For New Yorkers around in the ‘80s, the ads function as a step back in time, thanks in no small part to listings of the various theatres in which each film played at the time. Many of the grindhouses and drive-ins that closed in the late ‘80s and early ‘90s are present and accounted for, while the more mainstream horror flicks made it to more prominent theatres and chains like RKO, United Artists, and Loews. The sheer breadth of these releases is staggering today, demonstrating how far theatrical exhibition has shrunk (and how far, specifically, towards mainstream titles). Even in 1989, as blockbusters were well and truly taking over, something as utterly deranged as Indonesian horror-action film Lady Terminator managed to get released into twenty-six cinemas across the New York area.
But the most interesting material to be found in Ad Nauseam, for my money, isn’t related to the ads at all. Gingold also dutifully clipped newspaper reviews of horror movies over the same period, which supply choice quotes for selected films throughout the book. Unlike internet reviews like those listed on Rotten Tomatoes, which are filtered through a haze of hindsight, revisionism, and nostalgia, these reviews represent the actual critical opinions of the time. Some opinions may seem eye-wateringly wrong to the modern cinephile, like the comprehensive drubbings received by Possession or John Carpenter's The Thing. Other films were surprisingly lauded even in their time - even extreme titles like Evil Dead 2 and Re-Animator. And most received amusingly quaint warnings for those weak of stomach.
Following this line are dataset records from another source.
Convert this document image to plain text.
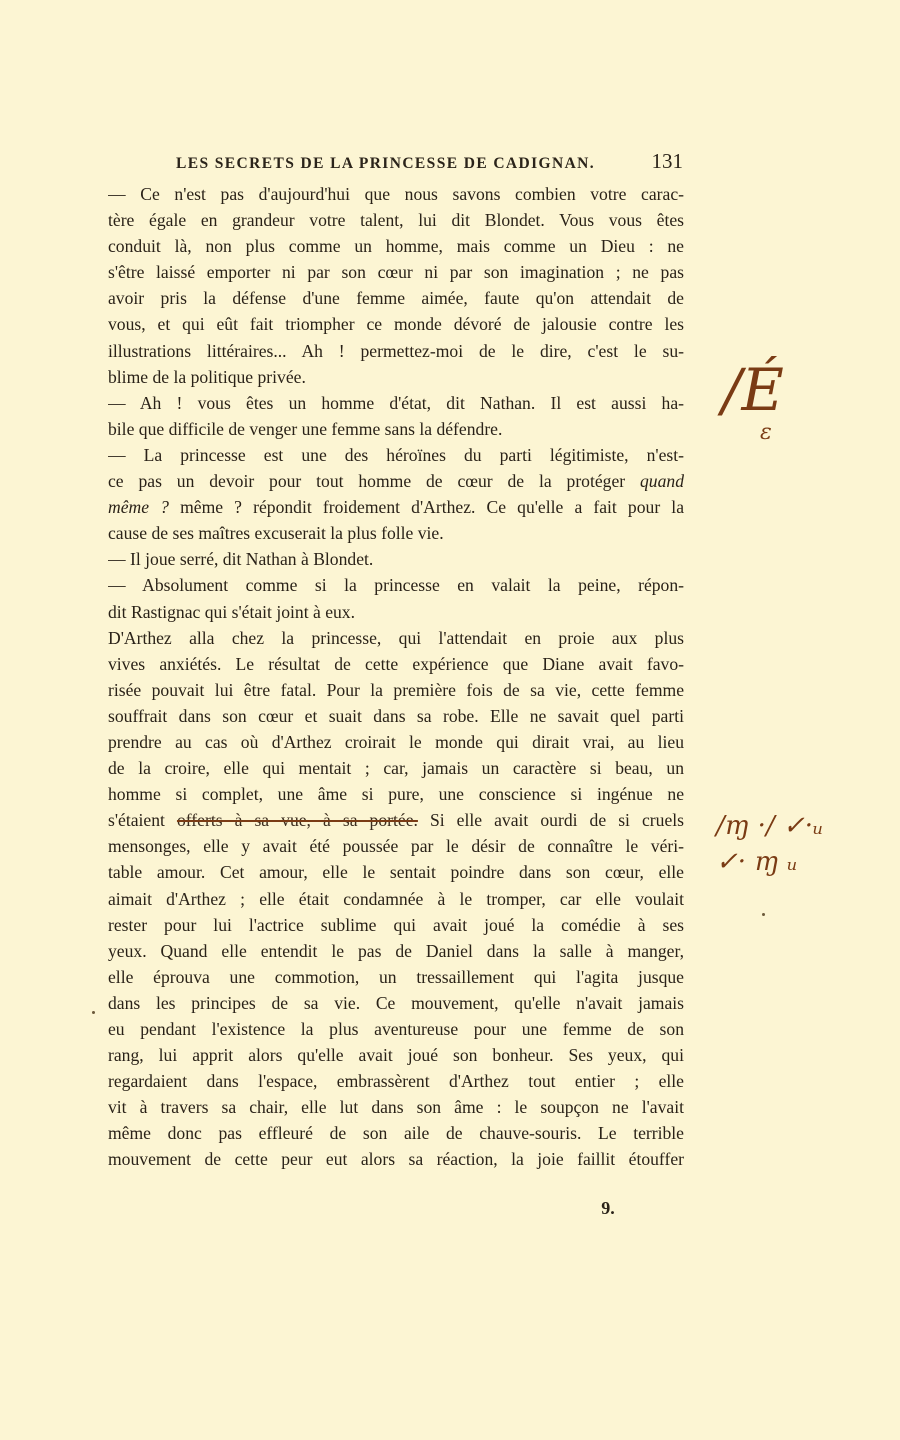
LES SECRETS DE LA PRINCESSE DE CADIGNAN.	131
— Ce n'est pas d'aujourd'hui que nous savons combien votre carac-
tère égale en grandeur votre talent, lui dit Blondet. Vous vous êtes
conduit là, non plus comme un homme, mais comme un Dieu : ne
s'être laissé emporter ni par son cœur ni par son imagination ; ne pas
avoir pris la défense d'une femme aimée, faute qu'on attendait de
vous, et qui eût fait triompher ce monde dévoré de jalousie contre les
illustrations littéraires... Ah ! permettez-moi de le dire, c'est le su-
blime de la politique privée.
— Ah ! vous êtes un homme d'état, dit Nathan. Il est aussi ha-
bile que difficile de venger une femme sans la défendre.
— La princesse est une des héroïnes du parti légitimiste, n'est-
ce pas un devoir pour tout homme de cœur de la protéger quand
même ? même ? répondit froidement d'Arthez. Ce qu'elle a fait pour la
cause de ses maîtres excuserait la plus folle vie.
— Il joue serré, dit Nathan à Blondet.
— Absolument comme si la princesse en valait la peine, répon-
dit Rastignac qui s'était joint à eux.
D'Arthez alla chez la princesse, qui l'attendait en proie aux plus
vives anxiétés. Le résultat de cette expérience que Diane avait favo-
risée pouvait lui être fatal. Pour la première fois de sa vie, cette femme
souffrait dans son cœur et suait dans sa robe. Elle ne savait quel parti
prendre au cas où d'Arthez croirait le monde qui dirait vrai, au lieu
de la croire, elle qui mentait ; car, jamais un caractère si beau, un
homme si complet, une âme si pure, une conscience si ingénue ne
s'étaient offerts à sa vue, à sa portée. Si elle avait ourdi de si cruels
mensonges, elle y avait été poussée par le désir de connaître le véri-
table amour. Cet amour, elle le sentait poindre dans son cœur, elle
aimait d'Arthez ; elle était condamnée à le tromper, car elle voulait
rester pour lui l'actrice sublime qui avait joué la comédie à ses
yeux. Quand elle entendit le pas de Daniel dans la salle à manger,
elle éprouva une commotion, un tressaillement qui l'agita jusque
dans les principes de sa vie. Ce mouvement, qu'elle n'avait jamais
eu pendant l'existence la plus aventureuse pour une femme de son
rang, lui apprit alors qu'elle avait joué son bonheur. Ses yeux, qui
regardaient dans l'espace, embrassèrent d'Arthez tout entier ; elle
vit à travers sa chair, elle lut dans son âme : le soupçon ne l'avait
même donc pas effleuré de son aile de chauve-souris. Le terrible
mouvement de cette peur eut alors sa réaction, la joie faillit étouffer
9.
/É
ɛ
/ɱ ·/ ✓·ᵤ ✓· ɱ ᵤ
For those looking for original writing, Ad Nauseam will leave you wanting. With the exception of an introduction by Gingold, and an interview with a pair of notoriously opportunistic film promoters from the era, the text is limited to brief paragraphs on selected ads. Given Gingold's reputation as a writer, it's a moderate disappointment - but it's difficult to say what more one could add. This is an art book, after all, if a self-consciously trashy one. You came here to see sleazy ads for things like Scalps or Night Train To Terror or Evilspeak. And that's what you'll get.
Ad Nauseam doesn't have a lot to offer the casual fan of film art. It's much more of a deep-dive than that. But for horror fans, or for those interested in how film advertising worked in the ‘80s, it’s a fascinating look into the genre’s past that’s less rose-tinted than many. Where else are you gonna find this stuff?